Monday, June 4, 2012

The first time i met her...





The first time I met her…I was still in school, We met at an early class that we both enjoyed. I remember A lot of colder days, But she always wore these small white ankle
length  Patten leather boots, for that semester anyway.
I can’t really remember to well, since it was so long ago but now that I think about I remember her wearing them all year long.

Our first conversation was right about lunch. I guess in our own elementary way critiqued each others lunch.
Peanut butter jelly vs. Cold Grill cheese.
Of course just to let you know the weird cold grill cheese was mine.
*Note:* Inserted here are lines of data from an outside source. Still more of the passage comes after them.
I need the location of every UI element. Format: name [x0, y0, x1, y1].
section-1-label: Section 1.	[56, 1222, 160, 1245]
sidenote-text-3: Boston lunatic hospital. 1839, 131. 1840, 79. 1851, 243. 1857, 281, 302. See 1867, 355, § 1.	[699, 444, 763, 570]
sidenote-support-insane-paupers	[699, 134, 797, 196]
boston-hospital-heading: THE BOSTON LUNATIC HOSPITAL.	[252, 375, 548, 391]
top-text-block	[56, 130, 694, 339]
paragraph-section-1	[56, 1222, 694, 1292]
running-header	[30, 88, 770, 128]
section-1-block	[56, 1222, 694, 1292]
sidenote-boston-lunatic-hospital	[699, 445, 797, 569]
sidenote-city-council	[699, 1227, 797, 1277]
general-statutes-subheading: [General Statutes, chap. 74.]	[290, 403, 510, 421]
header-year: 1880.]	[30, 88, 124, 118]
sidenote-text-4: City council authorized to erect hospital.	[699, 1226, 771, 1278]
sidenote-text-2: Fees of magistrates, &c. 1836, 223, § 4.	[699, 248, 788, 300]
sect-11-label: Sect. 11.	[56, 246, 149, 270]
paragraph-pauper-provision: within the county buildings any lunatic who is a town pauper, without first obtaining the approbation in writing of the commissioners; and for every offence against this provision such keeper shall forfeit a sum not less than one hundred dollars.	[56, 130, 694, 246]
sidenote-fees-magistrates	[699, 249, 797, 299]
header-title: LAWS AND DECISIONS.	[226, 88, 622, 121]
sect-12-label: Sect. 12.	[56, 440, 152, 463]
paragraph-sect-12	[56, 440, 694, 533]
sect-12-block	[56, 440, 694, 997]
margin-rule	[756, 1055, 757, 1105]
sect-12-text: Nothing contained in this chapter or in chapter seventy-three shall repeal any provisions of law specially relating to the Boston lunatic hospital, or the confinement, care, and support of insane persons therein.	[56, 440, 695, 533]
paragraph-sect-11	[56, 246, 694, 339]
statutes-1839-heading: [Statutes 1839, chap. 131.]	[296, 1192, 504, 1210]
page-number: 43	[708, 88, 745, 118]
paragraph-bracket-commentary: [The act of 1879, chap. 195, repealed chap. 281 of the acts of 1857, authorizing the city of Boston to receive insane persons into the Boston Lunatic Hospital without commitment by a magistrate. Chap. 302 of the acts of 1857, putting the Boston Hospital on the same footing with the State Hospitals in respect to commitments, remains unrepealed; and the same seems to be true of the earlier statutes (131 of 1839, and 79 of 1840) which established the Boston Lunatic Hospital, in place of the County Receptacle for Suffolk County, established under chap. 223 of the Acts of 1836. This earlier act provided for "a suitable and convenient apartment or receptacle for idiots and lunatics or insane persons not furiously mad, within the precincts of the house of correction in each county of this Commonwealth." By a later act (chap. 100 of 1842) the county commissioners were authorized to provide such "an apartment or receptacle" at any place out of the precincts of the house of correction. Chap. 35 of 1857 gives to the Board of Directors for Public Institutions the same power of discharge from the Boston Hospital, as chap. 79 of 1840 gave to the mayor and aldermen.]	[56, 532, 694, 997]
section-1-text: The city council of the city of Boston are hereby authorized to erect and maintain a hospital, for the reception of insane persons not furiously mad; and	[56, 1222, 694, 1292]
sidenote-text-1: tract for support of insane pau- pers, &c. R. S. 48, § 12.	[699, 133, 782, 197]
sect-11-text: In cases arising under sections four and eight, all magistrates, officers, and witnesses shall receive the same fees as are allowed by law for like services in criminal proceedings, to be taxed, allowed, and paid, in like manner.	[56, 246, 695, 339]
Why wouldn’t be? Kind of always my luck to be the left shoe.
This would follow me ever to this day.
I gave myself A few conversations before we be came on a first name basis.

Anita.
She was some sort of south American, The darkest black hair I’ve ever seen, Even
For someone as fair skinned as her it stood out against her powered skin.
She had one of the mini accents, but Americanized.
If that makes sense.

For the earliest part of the semester its fairly easy to talk to the prettiest girl you
Have ever seen in your life. Even with all my insecurities I couldn’t not talk to her.

Growing up I had image issues. I got called fat early and learned the world is cruel.
I really don’t think it was my fault, but living where I grew up I cant blame my parents
For keeping me inside rather then having me see addicts at their worse. Without
Much supervision I learned when my parents were at work how to watch the clock and
Count down time. Spending your time with your older sister by 6 years kind of takes away the fantasy of childhood.
It’s not really practical to raise children and hope for a life to grow, for a plant to bloom in the darkest of places. Seeing what addiction did to so many souls and how they still walk around like slaves, I recall riding my bike on a good day thinking I could never become that, As if I was a stronger person, or I was immune to life.

I was naive. This memory came back flooding one time while I was high out my mind, rather then learn to swim away I swam deeper, I’ll come back to that later.

Around the middle of the semester I secured my friendship with her, but it only took time before the rest of the world took notice.

Louis.
Louis was this south American tiny cliché. He was short skinner didn’t have big ears or even an idea what it felt like to even question your self image. We fought once but i was the only one who knew why, he found my weakness and jealousy. I lost. I lost her shortly after that.

Anita started following Louis at lunch instead of my keeping her company,
The more painfull it became to show up everyday the more I felt the absence of everyone in my life. As the end of the school year went on I would watch her from further and further till one day I found out what the difference is between fantasy and real life was.

It was Spring and everyone was in the Spring mood. Warm weather and nothing was a better site then those white boots walking up the stairs in the morning from a afar. I had watched a movie on TV, The princess bride. I Felt the Torture of my love with another while I “fought” to be noticed and not let the distance drive my heart mad.
I decided to talk to her while Louis was in the park as she watched him.
At first it was very similar, very normal and the conversation ran it course to the quiet point, I swallowed my throat and my nerves begin to go crazy. My heart was pounding, I had the shakes, and I thought I was going to shit myself. I begin to stutter as I said

“Anita?” I really like you. Can I hold your hand all the time?”

She laughed.
I started to tear up…But luckily by then it was time to go back to class.
I sat at my desk looking at the back of her head and those fucking boots.
I looked at her from afar till the end of the year, Every time I passed Louis he would be happy to see me. I automatically knew why when I saw them at lunch holding hands.
Every smile after that I assumed was his way of saying “She’s mines fat boy”.

At that point Even if it wasn’t true I believed it. Deep in my heart.
I would spend the rest of the year after school in my room watching TV. Waiting for something, someone, Just always fanaticizing of a world where things went according to plan.


Morbid thinking from a kindergartner, If you ask me.